The full colour makeover is intended to boost circulation beyond its present level of 40,000 copies weekly and, says editor Brian Attwood, introduce a "fresh, innovative look with a more open layout".

The relaunch will be supported by ads in the national press, as well as direct mail campaign to over 50,000 individuals in the entertainment industry.

Attwood also revealed that the content mix across both newspaper and The Stage website will be enhanced to ensure the service each provides is complementary.

"More than that, we're developing interactivity between the two, exploiting the unique strengths of both. The plan is to use the web to break news stories as and when they happen, and then use the newspaper to provide greater background and analysis on a weekly basis."

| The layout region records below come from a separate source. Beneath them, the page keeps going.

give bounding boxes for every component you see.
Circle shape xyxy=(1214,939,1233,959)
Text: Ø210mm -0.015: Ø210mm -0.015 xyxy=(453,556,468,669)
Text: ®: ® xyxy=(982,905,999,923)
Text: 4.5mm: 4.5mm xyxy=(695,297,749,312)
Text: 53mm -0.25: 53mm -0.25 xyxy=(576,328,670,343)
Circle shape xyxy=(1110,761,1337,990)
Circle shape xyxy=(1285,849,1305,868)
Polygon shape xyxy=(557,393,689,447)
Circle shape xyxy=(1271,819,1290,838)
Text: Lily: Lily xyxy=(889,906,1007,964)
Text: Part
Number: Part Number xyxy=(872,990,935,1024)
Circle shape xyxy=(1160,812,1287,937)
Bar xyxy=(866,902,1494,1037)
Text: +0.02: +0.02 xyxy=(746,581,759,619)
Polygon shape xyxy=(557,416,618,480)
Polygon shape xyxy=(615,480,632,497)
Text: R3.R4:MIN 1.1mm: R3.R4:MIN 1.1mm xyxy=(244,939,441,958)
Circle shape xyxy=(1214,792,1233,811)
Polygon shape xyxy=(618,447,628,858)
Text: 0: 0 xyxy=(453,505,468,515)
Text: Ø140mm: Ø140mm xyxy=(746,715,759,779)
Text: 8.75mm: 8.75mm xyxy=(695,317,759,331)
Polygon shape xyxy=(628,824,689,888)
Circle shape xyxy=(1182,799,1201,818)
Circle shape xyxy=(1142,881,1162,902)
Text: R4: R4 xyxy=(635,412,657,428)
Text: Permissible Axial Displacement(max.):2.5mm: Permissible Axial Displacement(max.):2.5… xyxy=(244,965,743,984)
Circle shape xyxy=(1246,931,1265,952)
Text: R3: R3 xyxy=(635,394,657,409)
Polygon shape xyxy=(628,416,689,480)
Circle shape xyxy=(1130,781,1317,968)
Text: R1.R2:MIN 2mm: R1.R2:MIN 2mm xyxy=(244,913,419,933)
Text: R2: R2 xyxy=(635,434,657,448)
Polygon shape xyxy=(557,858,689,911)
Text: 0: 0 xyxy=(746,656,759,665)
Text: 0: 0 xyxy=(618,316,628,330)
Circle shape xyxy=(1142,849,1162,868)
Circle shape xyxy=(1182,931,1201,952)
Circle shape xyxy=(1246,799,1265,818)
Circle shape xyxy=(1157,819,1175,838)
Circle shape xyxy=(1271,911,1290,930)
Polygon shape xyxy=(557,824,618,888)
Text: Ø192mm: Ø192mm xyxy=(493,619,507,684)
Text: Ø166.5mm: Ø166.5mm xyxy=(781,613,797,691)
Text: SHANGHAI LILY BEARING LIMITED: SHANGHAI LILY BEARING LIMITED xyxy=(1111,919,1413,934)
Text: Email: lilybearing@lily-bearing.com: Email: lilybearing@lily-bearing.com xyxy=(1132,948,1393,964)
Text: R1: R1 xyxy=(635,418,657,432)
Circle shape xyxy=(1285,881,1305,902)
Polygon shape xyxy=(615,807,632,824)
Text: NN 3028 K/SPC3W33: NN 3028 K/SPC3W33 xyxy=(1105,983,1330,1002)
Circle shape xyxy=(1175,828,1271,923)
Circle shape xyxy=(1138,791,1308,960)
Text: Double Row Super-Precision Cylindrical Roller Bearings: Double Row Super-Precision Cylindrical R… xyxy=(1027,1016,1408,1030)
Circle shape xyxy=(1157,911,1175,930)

The Stage, an integral part of the lives and careers of generations of British theatre, TV and movie stars - to say nothing of the even larger throng that only serve to stand and wait - will shed its present venerable (even fusty) image to the regret of many.

It has remained in the ownership of the Comerford family throughout its history. The Stage's present managing director Catherine Comerford is the great-granddaughter of the founder.

"The redesign is much more than skin-deep," she enunciated, in tones that could be heard from the back of the gallery.